Deux acteurs majeurs de l’industrie de l’or utilisent une technologie issue de leur rival, le secteur des cryptomonnaies. Pourquoi ?

La London Bullion Market Association (LBMA) et le World Gold Council (WGC) veulent travailler ensemble pour mettre en place un système qui aidera les investisseurs à « avoir la certitude que leur or est authentique et a été obtenu de manière responsable et durable ». Pour permettre aux orpailleurs de retracer l’origine de leur or, ils lancent un projet pilote sur la blockchain.

Pourquoi est-ce important ?

En général, les "gold bulls" ne s'entendent pas avec les crypto-adeptes. Les cryptomonnaies - et notamment le bitcoin - sont considérées comme la plus grande menace pour la position de l'or en tant que principale réserve de valeur.
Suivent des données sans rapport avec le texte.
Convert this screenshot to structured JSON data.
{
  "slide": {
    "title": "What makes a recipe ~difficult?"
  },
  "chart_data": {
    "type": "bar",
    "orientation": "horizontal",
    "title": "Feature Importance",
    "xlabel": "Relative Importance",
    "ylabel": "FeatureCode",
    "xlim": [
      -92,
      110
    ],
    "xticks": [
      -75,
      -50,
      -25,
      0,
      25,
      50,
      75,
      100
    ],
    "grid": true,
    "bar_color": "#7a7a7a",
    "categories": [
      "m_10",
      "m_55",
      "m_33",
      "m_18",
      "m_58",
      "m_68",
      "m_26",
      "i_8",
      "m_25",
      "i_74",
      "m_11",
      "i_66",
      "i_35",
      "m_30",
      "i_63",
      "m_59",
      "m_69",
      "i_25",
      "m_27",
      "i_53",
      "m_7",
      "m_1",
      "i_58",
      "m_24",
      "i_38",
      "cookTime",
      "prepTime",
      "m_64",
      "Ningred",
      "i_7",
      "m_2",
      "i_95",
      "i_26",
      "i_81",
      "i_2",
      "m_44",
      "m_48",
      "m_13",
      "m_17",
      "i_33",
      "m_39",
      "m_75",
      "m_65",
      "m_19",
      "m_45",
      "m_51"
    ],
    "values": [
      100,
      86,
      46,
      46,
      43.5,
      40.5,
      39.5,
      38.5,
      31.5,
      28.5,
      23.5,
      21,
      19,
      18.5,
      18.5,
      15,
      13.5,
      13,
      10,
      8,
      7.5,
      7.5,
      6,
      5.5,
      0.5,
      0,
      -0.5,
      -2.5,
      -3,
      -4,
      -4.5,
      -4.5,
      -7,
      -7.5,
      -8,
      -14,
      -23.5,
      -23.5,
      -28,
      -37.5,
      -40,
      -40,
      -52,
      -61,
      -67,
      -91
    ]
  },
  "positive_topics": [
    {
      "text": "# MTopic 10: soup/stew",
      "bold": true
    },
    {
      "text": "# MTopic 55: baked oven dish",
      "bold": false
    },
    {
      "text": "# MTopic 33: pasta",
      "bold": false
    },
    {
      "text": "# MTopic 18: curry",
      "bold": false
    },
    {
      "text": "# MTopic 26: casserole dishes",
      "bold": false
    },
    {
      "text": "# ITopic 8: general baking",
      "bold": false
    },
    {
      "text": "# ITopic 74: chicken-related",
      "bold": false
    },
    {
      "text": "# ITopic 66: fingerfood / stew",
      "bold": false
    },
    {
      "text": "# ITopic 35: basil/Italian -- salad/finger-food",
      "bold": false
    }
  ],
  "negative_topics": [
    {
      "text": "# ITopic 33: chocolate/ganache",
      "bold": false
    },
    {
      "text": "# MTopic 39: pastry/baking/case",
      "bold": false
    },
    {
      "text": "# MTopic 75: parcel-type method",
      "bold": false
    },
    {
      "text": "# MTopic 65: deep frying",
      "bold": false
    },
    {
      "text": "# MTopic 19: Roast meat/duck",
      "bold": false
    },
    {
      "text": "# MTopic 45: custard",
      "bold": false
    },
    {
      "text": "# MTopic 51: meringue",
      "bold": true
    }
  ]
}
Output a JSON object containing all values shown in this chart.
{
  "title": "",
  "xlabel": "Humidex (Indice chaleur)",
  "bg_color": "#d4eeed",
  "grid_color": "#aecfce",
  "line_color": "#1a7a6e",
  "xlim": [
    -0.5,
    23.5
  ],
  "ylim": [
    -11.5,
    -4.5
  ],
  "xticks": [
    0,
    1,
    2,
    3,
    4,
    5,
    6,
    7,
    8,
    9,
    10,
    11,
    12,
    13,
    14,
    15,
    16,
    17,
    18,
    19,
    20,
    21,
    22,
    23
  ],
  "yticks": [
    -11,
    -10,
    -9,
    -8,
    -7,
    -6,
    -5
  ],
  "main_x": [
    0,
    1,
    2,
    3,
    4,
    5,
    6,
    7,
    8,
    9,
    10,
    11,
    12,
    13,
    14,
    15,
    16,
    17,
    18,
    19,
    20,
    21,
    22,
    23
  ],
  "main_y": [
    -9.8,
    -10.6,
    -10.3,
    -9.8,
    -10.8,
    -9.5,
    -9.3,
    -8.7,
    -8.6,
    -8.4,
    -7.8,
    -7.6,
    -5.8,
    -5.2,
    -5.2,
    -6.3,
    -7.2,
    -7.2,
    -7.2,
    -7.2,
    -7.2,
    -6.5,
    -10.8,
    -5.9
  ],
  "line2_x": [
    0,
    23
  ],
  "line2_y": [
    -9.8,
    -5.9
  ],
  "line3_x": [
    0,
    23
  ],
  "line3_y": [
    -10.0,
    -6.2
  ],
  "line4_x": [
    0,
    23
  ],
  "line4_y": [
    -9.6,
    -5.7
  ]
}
Le fait que les sociétés aurifères utilisent la technologie sur laquelle reposent les cryptomonnaies pour écarter les lingots illégaux du marché international constitue donc une évolution étonnante.

Le Gold Bar Integrity Programma vise à utiliser un grand registre distribué, une blockchain, pour enregistrer et suivre le cycle de production et de transaction des lingots d’or « de la mine au coffre-fort, rapporte Business Insider. L’objectif est de protéger les utilisateurs finaux, tels que les fabricants de bijoux, contre l’or contrefait ou l’or extrait illégalement.

Suivre tous les lingots d’or

« Les consommateurs et les investisseurs veulent savoir si leur or a été produit de manière responsable et durable, et la traçabilité de la provenance des lingots d’or aidera à maintenir les normes les plus élevées tout au long de la chaîne d’approvisionnement », a déclaré David Tait, PDG du WGC, dans un communiqué. « La technologie jouera un rôle important pour la confiance des consommateurs et augmentera la demande du métal précieux. »

Deux entreprises technologiques travaillant avec la blockchain, aXedras et Peer Ledger, feront la démonstration de leur technologie lors de la phase initiale du programme.

La phase initiale impliquera également tous les maillons de la chaîne d’approvisionnement en or – des mineurs aux raffineurs – y compris des banques telles que Standard Chartered, rapporte Bloomberg. Les lingots d’or en kilobars seront les premiers visés par le projet pilote, car ils ont historiquement été les plus touchés par la fraude, suggère Ruth Crowell, PDG de LBAM.

La LBMA et le WGC ont déclaré que le plan est d’encourager à terme tous les principaux acteurs du secteur à adopter la technologie blockchain afin que tous les lingots d’or soient enregistrés et suivis numériquement.

Pas exactement comme le Bitcoin

Le registre ne sera pas entièrement public, comme l’est celui pour le bitcoin, a précisé Ruth Crowell, patron de la LBMA, dans une interview. Toutefois, il est prévu que les participants à différentes étapes de la chaîne d’approvisionnement puissent y avoir accès.

La technologie blockchain est également de plus en plus utilisée par les entreprises qui souhaitent gérer efficacement la chaîne d’approvisionnement de leurs produits (supply chain management). Comme Cointelegraph l’a indiqué, plus de la moitié des entreprises ajoutées à la 2021 Blockchain 50 de Forbes étaient des entreprises utilisant activement la technologie du registre distribué pour résoudre leurs problèmes de logistique.